Caduta accidentale? L'ipotesi traballa. Sono tante le ombre sulla fine di Gianmarco Pozzi, 28 anni, campione di kickboxing di Roma, trovato morto la mattina del 9 agosto scorso in un'intercapedine larga appena 80 centimetri a Ponza.

Il giallo di Gimmy Pozzi, trovato morto a Ponza

Fratture delle costole e di una clavicola. Una profonda lesione alla testa, un edema polmonare. "Una raffica di colpi, forse inferti anche con un oggetto, che non gli hanno lasciato scampo" scrive oggi il Corriere della Sera commentando la superperizia basata su centinaia di foto al corpo e ai luoghi. Il corpo sarebbe stato gettato solo in seguito in quella intercapedine fra due abitazioni a ridosso di un vigneto a Santa Maria. Ci sono anche segni di una sospetta asfissia.
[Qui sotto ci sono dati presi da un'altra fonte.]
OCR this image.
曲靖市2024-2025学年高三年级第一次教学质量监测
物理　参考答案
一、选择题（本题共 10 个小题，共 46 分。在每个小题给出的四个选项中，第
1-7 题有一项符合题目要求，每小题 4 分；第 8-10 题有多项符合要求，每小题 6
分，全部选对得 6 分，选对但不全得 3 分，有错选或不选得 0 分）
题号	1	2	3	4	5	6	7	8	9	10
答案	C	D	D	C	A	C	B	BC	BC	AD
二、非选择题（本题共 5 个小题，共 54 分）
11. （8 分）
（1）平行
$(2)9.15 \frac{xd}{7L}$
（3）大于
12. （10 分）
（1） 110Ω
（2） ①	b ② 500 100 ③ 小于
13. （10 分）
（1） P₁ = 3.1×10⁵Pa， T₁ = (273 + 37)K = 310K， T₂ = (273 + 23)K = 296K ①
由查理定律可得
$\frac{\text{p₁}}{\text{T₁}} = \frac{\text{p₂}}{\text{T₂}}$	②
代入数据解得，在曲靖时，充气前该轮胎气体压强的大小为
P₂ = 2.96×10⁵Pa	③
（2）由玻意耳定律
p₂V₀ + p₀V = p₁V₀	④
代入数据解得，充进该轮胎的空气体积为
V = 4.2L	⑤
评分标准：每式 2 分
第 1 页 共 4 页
"Non si può più credere all’ipotesi di una caduta accidentale", commenta Fabrizio Gallo, l’avvocato della famiglia di Gimmy. A Ponza da tre anni lavorava come addetto alla sicurezza di una nota discoteca dell'isola. In questi giorni la procura di Cassino, che allora aprì un fascicolo per omicidio, ha intensificato le indagini: nuovi interrogatori e accertamenti da parte dei carabinieri della compagnia di Formia. Altri accertamenti sul cadavere non sono più possibili, il corpo è stato cremato.
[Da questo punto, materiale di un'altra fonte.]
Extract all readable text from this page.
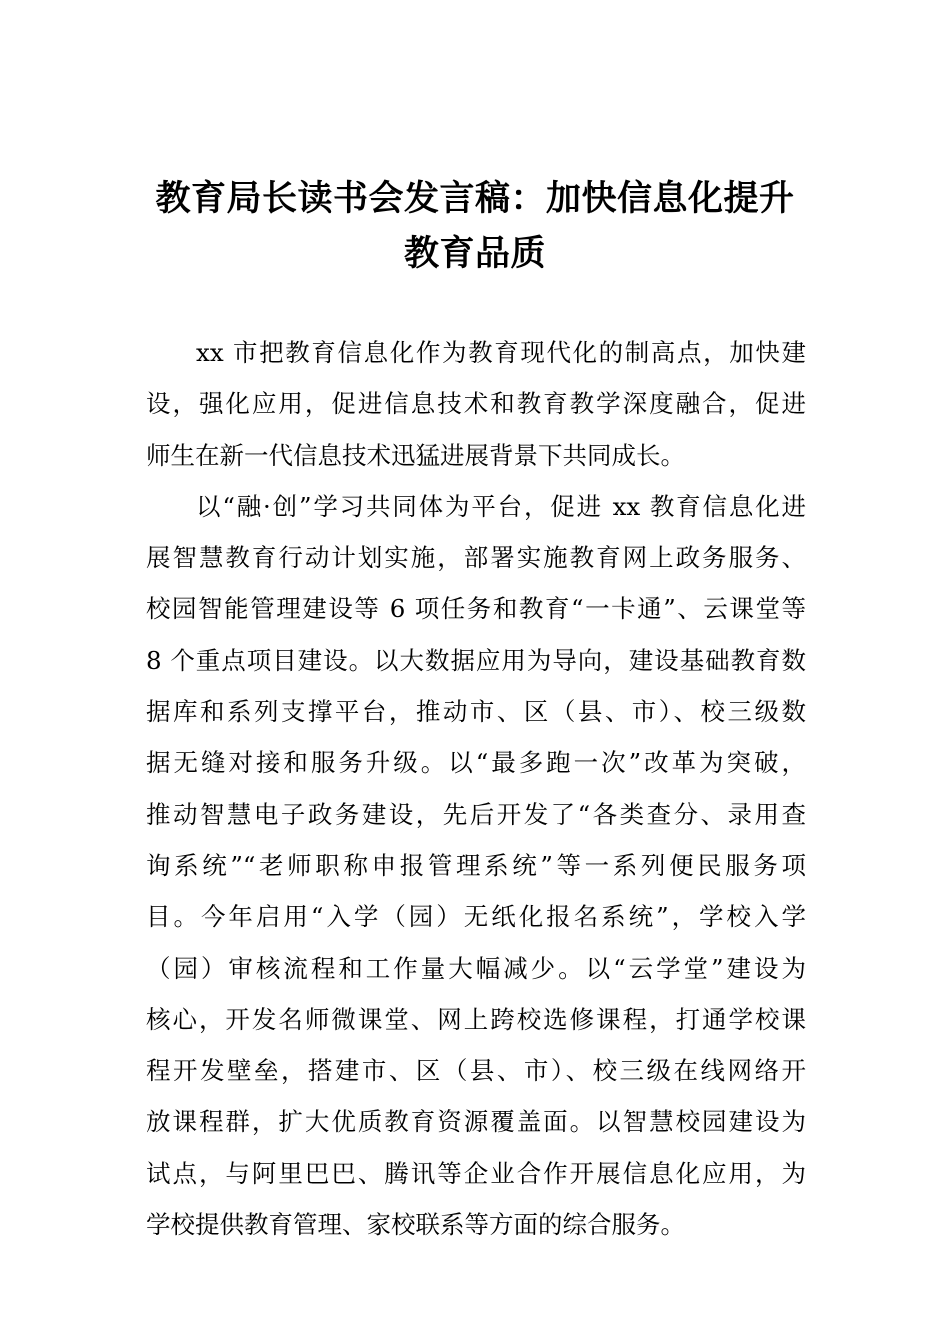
教育局长读书会发言稿：加快信息化提升
教育品质

xx 市把教育信息化作为教育现代化的制高点，加快建
设，强化应用，促进信息技术和教育教学深度融合，促进
师生在新一代信息技术迅猛进展背景下共同成长。

以“融·创”学习共同体为平台，促进 xx 教育信息化进
展智慧教育行动计划实施，部署实施教育网上政务服务、
校园智能管理建设等 6 项任务和教育“一卡通”、云课堂等
8 个重点项目建设。以大数据应用为导向，建设基础教育数
据库和系列支撑平台，推动市、区（县、市）、校三级数
据无缝对接和服务升级。以“最多跑一次”改革为突破，
推动智慧电子政务建设，先后开发了“各类查分、录用查
询系统”“老师职称申报管理系统”等一系列便民服务项
目。今年启用“入学（园）无纸化报名系统”，学校入学
（园）审核流程和工作量大幅减少。以“云学堂”建设为
核心，开发名师微课堂、网上跨校选修课程，打通学校课
程开发壁垒，搭建市、区（县、市）、校三级在线网络开
放课程群，扩大优质教育资源覆盖面。以智慧校园建设为
试点，与阿里巴巴、腾讯等企业合作开展信息化应用，为
学校提供教育管理、家校联系等方面的综合服务。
Il giallo nei mesi scorsi ha trovato spazio in varie trasmissioni televisive. Che cosa è successo realmente in quella tragica notte estiva? La famiglia di Gianmarco, più noto come Gimmy, non ha mai creduto all'ipotesi di un evento accidentale. Il sostituto procuratore Maria Beatrice Siravo ha aperto da tempo un fascicolo contro ignoti per omicidio. La trasmissione Quarto Grado ha dedicato tanto spazio al giallo, con interviste sull'isola e ai familiari del 28enne. ''Contrariamente ad alcune testimonianze raccolte nell'immediatezza della tragedia, il titolare della discoteca Vincenzo Pesce, ha negato che il ragazzo quella notte potesse essere fuori di sé per uso di sostanze stupefacenti''.  Del caso si è occupata anche la trasmissione "Chi l'ha Visto?", che ha raccolto i dubbi e gli appelli dei genitori e delle due sorelle del 28enne.
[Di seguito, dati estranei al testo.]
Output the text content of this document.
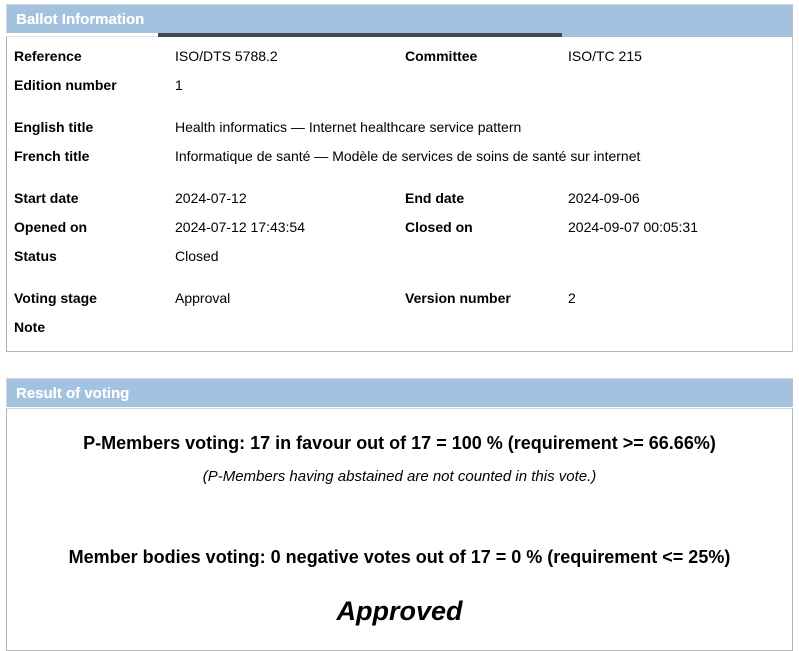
Ballot Information
Reference	ISO/DTS 5788.2	Committee	ISO/TC 215
Edition number	1
English title	Health informatics — Internet healthcare service pattern
French title	Informatique de santé — Modèle de services de soins de santé sur internet
Start date	2024-07-12	End date	2024-09-06
Opened on	2024-07-12 17:43:54	Closed on	2024-09-07 00:05:31
Status	Closed
Voting stage	Approval	Version number	2
Note
Result of voting
P-Members voting: 17 in favour out of 17 = 100 % (requirement >= 66.66%)
(P-Members having abstained are not counted in this vote.)
Member bodies voting: 0 negative votes out of 17 = 0 % (requirement <= 25%)
Approved
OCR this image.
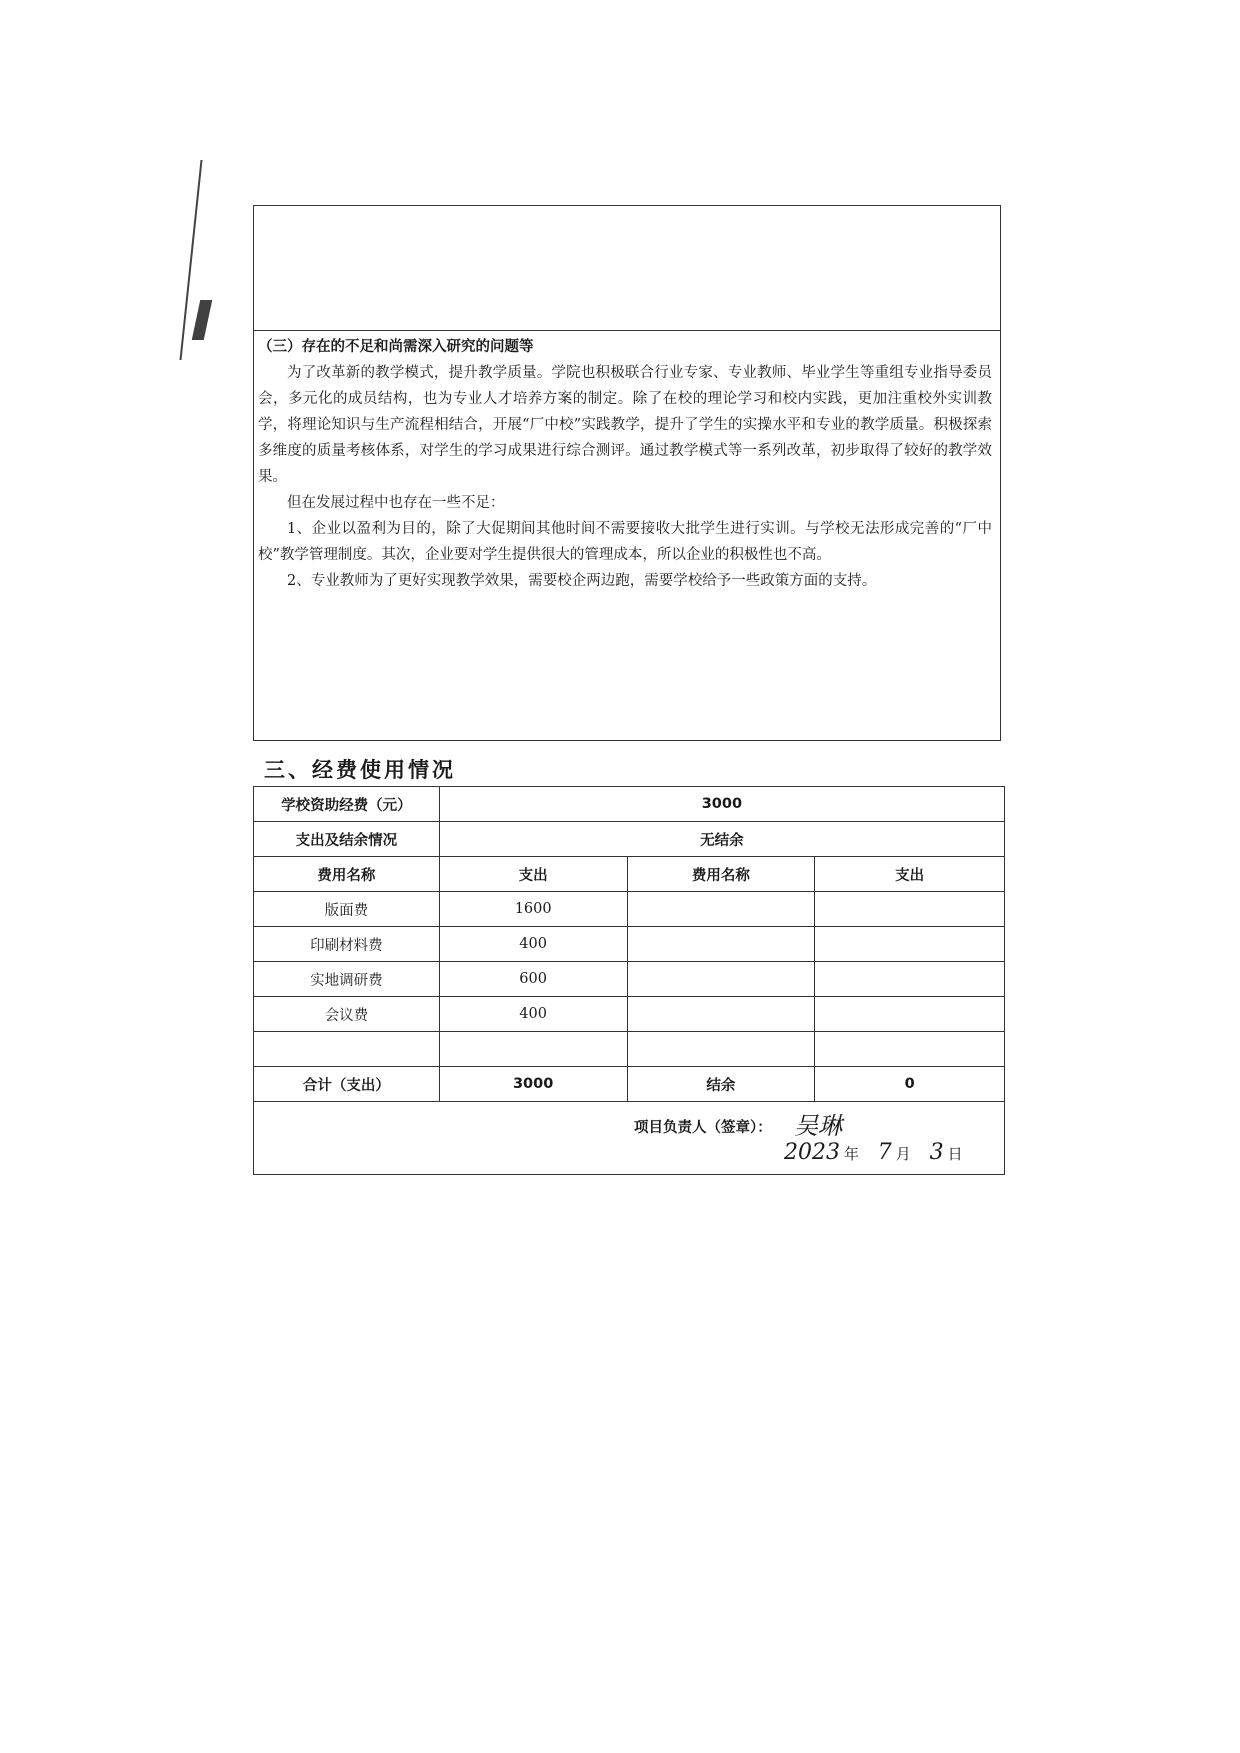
（三）存在的不足和尚需深入研究的问题等

为了改革新的教学模式，提升教学质量。学院也积极联合行业专家、专业教师、毕业学生等重组专业指导委员会，多元化的成员结构，也为专业人才培养方案的制定。除了在校的理论学习和校内实践，更加注重校外实训教学，将理论知识与生产流程相结合，开展“厂中校”实践教学，提升了学生的实操水平和专业的教学质量。积极探索多维度的质量考核体系，对学生的学习成果进行综合测评。通过教学模式等一系列改革，初步取得了较好的教学效果。

但在发展过程中也存在一些不足：

1、企业以盈利为目的，除了大促期间其他时间不需要接收大批学生进行实训。与学校无法形成完善的“厂中校”教学管理制度。其次，企业要对学生提供很大的管理成本，所以企业的积极性也不高。

2、专业教师为了更好实现教学效果，需要校企两边跑，需要学校给予一些政策方面的支持。

三、经费使用情况
学校资助经费（元）	3000		
支出及结余情况	无结余		
费用名称	支出	费用名称	支出
版面费	1600		
印刷材料费	400		
实地调研费	600		
会议费	400		

合计（支出）	3000	结余	0

项目负责人（签章）： 吴琳
2023 年 7 月 3 日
La sensazione è che la svolta nelle indagini sia vicina. Il ragazzo potrebbe essere stato assassinato in maniera brutale. Perché? Da chi? «Il cerchio è
abbastanza stretto - die al Corsera l’avvocato Gallo -, e qualcosa si sta muovendo nel senso giusto. Era ora. Non possiamo escludere che l’omicidio di Gimmy sia avvenuto per profondi screzi in ambito lavorativo".

Si ipotizza che l’arma del delitto possa essere un’ancora da vite, usata appunto nei vigneti. Forse il killer l’ha trovata sul posto. Pian piano i tasselli cominciano ad andare al loro posto.

Gianmarco Pozzi non sarebbe morto per una caduta accidentale: le lesioni non sono compatibili. E' da qui che si deve partire per arrivare alla verità.